Second Hand Wedding
Details: (PG), 90 mins, In Cinemas 30 July 2010, New Zealand, English
Synopsis: A bittersweet dramatic comedy set in the present, in a time when trademe and e-bay threaten the primeval urge for a firsthand crack at the second-hand. Jill (Geraldine Brophy) keeps the dream alive until she is forced to confront the habits of a lifetime and concede that no bargain is worth her daughter’s happiness. Father of the bride, Brian (Patrick Wilson), quips that Cheryl’s (Holly Shanahan) upcoming wedding will be the first time anyone in the Rose family has given something away — and that’s the crux of it.
A love letter to small-town bonding.
The suburban world of Second Hand Wedding is sweet and kind and very, very nice. No matter the problem it can be solved with a few kind words and a cuppa tea; it’s the kind of picture marketeers once called ‘heart-warming’.
Shot on the Kapiti coast in New Zealand a couple of years ago, it’s a piece of Kiwiana, built around a few slight in-jokes about small-time life and the local’s love of kitsch. In it, everyone knows everyone else’s business and the weekend garage sale, observed like a gleeful ritual, is a very big deal indeed.
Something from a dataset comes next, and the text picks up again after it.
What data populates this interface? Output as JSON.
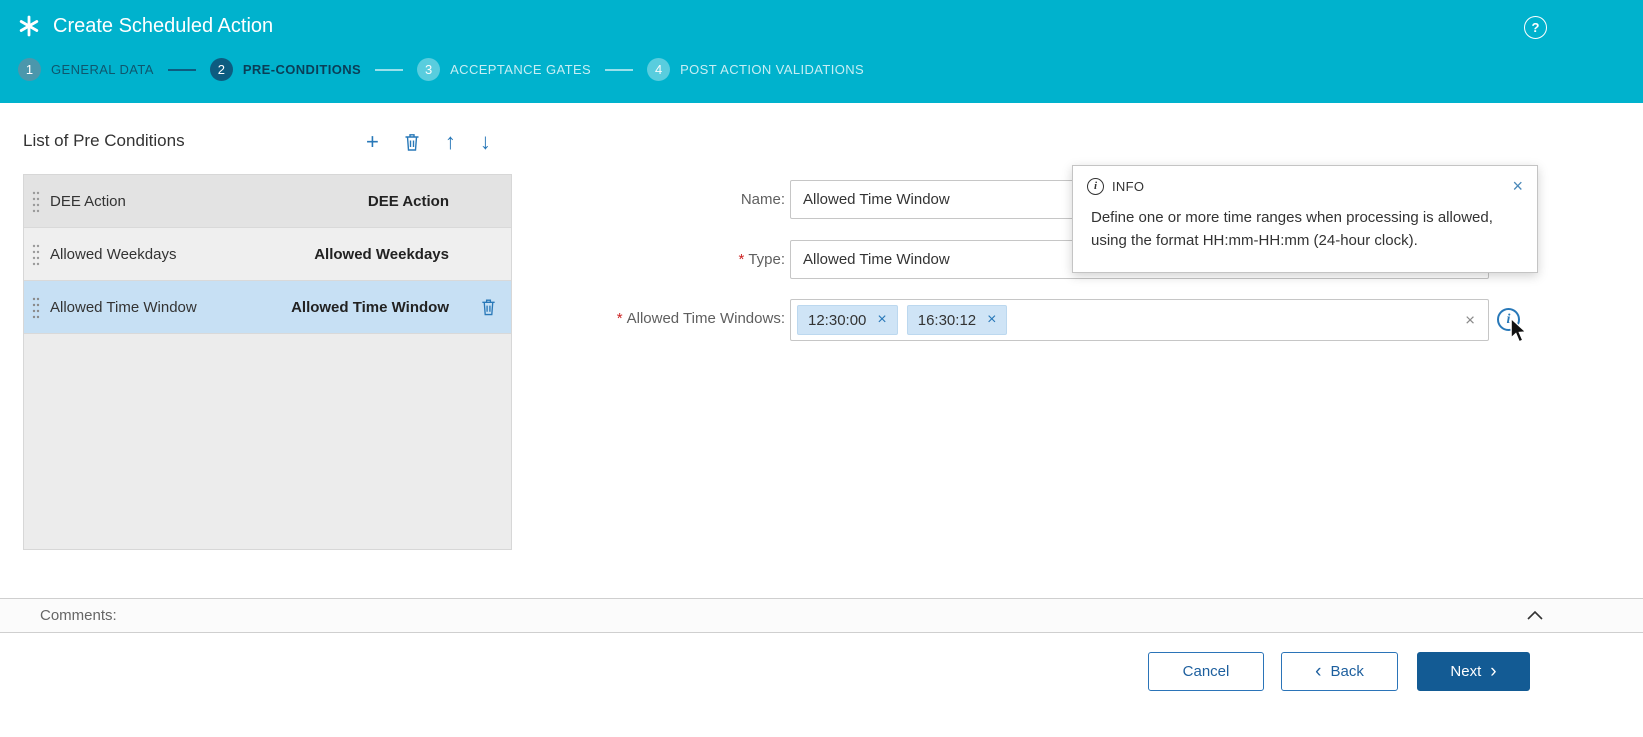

Essentially, the film, written by Nick Ward and Linda Niccol, is a love letter to small-town bonding (apparently, Ward based the movie’s kindly but daggy parents on his own). Director Paul Murphy, son of Geoff Murphy (Goodbye Pork Pie), a key figure in NZ’s film resurgence of the late ‘70s, is a smart operator. The style here is like comfort food – wholesome, and straightforward.
Second Hand Wedding isn’t quite a period piece, but it does feel like one. There’s little here to date the movie as urgently up to the minute; it’s a mobile phone free zone with a bland dress sense, and full of old-fashioned slang. It makes the film a bit like a nostalgia piece; involving yet nonthreatening. Comedy, by its nature, is hostile, but the targets here are so soft, the jokes are like sweet tickles, rather than jabs. Trouble is, it’s not very funny and its heart tugging seems a little glib. There are tears here and laughs and gasps but they are not really earned.
The film’s very slight plot is all about the fear of family embarrassment. Jill (Geraldine Brophy), mother of 20-something Cheryl (Holly Shanahan), spends her weekends racing in a little yellow mini from garage sale to sale, haggling bargains with her best mate Muffy (Tina Regtien). When Stew (Ryan O’Kane), Cheryl’s live-in boyfriend, pops the question, Cheryl is terrified that Mum will turn the upcoming nuptials into a ‘second-hand wedding’, so she elects not to tell Jill about her plans. When Jill finally does find out she’s hurt beyond belief.
The rest of the movie is about how this tear in the family fabric gets mended and Murphy and co. mobilise some classic melodramatic riffs to get the movie to the altar so everyone can live happily ever after. Best friends team up to help out; what seem like peripheral sub-plots are pressed into action and there’s even a sudden family illness that starts the healing process…
The jokes are so small and slight they are barely there and most are observational (Dad, beautifully played by Patrick Wilson, wears a cardi and tie combination that screams ‘lovable dag’, for instance). Still, you get the feeling that Murphy has a greater feel for tears than jokes; all of the large key cast play with great sincerity and the movie’s big emotional climaxes are consequently delivered with a whopping punch to the heart.
Still, for it’s all its good nature, there’s something a bit emotionally dishonest about the set-up. Cheryl, for instance, seems more of a teenager than a grown-up and the rift between mother and daughter seems more a trivial tiff than a genuine crisis over conflicting values and blood ties. But perhaps that’s just taking it all too seriously. This is a fairytale, in ‘dag’ vision. It’s the kind of movie that begs to be cuddled, not questioned. It wants us to feel good because it’s so kind. But kind can be tough, too, and beneath all that affection is a lot of cool calculation.